LAUSR

The DNA damage checkpoint is crucial to protect genome integrity.1,2 However, the early embryos of many metazoans sacrifice this safeguard to allow for rapid cleavage divisions that are required for speedy development. At the mid-blastula transition (MBT), embryos switch from rapid cleavage divisions to slower, patterned divisions with the addition of gap phases and acquisition of DNA damage checkpoints. The timing of the MBT is dependent on the nuclear-to-cytoplasmic (N/C ratio)3-7 and the activation of the checkpoint kinase, Chk1.8-17 How Chk1 activity is coupled to the N/C ratio has remained poorly understood.
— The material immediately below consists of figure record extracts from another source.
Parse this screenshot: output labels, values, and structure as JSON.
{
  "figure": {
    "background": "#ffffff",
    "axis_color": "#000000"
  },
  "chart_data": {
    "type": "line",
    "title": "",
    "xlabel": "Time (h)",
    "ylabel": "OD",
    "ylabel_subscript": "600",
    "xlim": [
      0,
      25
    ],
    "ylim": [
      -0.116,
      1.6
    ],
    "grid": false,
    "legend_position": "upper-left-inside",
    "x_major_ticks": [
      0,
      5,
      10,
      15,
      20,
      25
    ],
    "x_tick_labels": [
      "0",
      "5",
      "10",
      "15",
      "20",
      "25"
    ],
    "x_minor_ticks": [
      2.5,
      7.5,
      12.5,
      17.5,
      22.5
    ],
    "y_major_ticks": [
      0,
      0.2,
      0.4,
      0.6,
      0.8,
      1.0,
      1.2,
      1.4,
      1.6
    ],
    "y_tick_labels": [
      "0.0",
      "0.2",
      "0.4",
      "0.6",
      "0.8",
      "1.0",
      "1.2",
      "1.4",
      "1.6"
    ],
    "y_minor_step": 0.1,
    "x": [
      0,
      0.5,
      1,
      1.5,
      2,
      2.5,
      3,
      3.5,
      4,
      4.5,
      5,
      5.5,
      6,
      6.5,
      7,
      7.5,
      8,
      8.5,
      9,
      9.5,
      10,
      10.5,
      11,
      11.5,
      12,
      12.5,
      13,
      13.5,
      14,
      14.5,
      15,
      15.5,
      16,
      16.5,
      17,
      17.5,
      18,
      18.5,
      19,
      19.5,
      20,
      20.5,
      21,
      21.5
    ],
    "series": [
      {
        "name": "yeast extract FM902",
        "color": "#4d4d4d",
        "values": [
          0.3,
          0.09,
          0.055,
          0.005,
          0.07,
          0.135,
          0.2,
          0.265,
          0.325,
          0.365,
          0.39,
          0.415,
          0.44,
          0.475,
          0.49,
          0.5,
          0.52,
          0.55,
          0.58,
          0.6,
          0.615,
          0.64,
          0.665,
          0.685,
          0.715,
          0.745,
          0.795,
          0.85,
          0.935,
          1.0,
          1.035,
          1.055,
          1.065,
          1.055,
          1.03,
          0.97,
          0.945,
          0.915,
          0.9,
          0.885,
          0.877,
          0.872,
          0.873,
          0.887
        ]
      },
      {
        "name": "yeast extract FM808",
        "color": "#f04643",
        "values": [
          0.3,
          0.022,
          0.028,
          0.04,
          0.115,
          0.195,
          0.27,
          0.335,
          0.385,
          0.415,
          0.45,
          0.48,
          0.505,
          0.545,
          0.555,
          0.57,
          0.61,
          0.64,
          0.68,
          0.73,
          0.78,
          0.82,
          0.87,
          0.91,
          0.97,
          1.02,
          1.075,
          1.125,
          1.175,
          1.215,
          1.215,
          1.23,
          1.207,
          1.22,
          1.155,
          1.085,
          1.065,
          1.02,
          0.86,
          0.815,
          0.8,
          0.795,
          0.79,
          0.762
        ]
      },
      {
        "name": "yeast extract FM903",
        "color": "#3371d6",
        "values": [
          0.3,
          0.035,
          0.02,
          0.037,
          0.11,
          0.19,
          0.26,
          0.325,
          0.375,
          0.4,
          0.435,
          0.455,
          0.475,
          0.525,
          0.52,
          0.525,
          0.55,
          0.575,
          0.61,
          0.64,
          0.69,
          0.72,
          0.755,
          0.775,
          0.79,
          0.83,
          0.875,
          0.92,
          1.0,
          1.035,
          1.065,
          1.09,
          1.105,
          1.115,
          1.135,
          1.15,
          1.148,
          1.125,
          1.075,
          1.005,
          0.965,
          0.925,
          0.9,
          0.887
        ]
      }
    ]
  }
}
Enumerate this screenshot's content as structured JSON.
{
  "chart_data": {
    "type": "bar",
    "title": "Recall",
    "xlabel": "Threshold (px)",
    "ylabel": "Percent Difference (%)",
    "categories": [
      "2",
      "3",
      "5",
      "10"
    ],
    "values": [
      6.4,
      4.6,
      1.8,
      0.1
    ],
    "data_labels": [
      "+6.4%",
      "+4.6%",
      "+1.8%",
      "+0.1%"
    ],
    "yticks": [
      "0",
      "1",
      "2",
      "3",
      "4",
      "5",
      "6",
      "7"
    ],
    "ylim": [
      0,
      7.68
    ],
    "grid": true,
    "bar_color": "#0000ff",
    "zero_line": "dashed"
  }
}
Here, we show that dynamic changes in histone H3 availability in response to the increasing N/C ratio control Chk1 activity and thus time the MBT in the Drosophila embryo. We show that excess H3 in the early cycles interferes with cell-cycle slowing independent of chromatin incorporation. We find that the N-terminal tail of H3 acts as a competitive inhibitor of Chk1 in vitro and reduces Chk1 activity in vivo. Using a H3-tail mutant that has reduced Chk1 inhibitor activity, we show that the amount of available Chk1 sites in the H3 pool controls the dynamics of cell-cycle progression. Mathematical modeling quantitatively supports a mechanism where titration of H3 during early cleavage cycles regulates Chk1-dependent cell-cycle slowing. This study defines Chk1 regulation by H3 as a key mechanism that coordinates cell-cycle remodeling with developmental progression.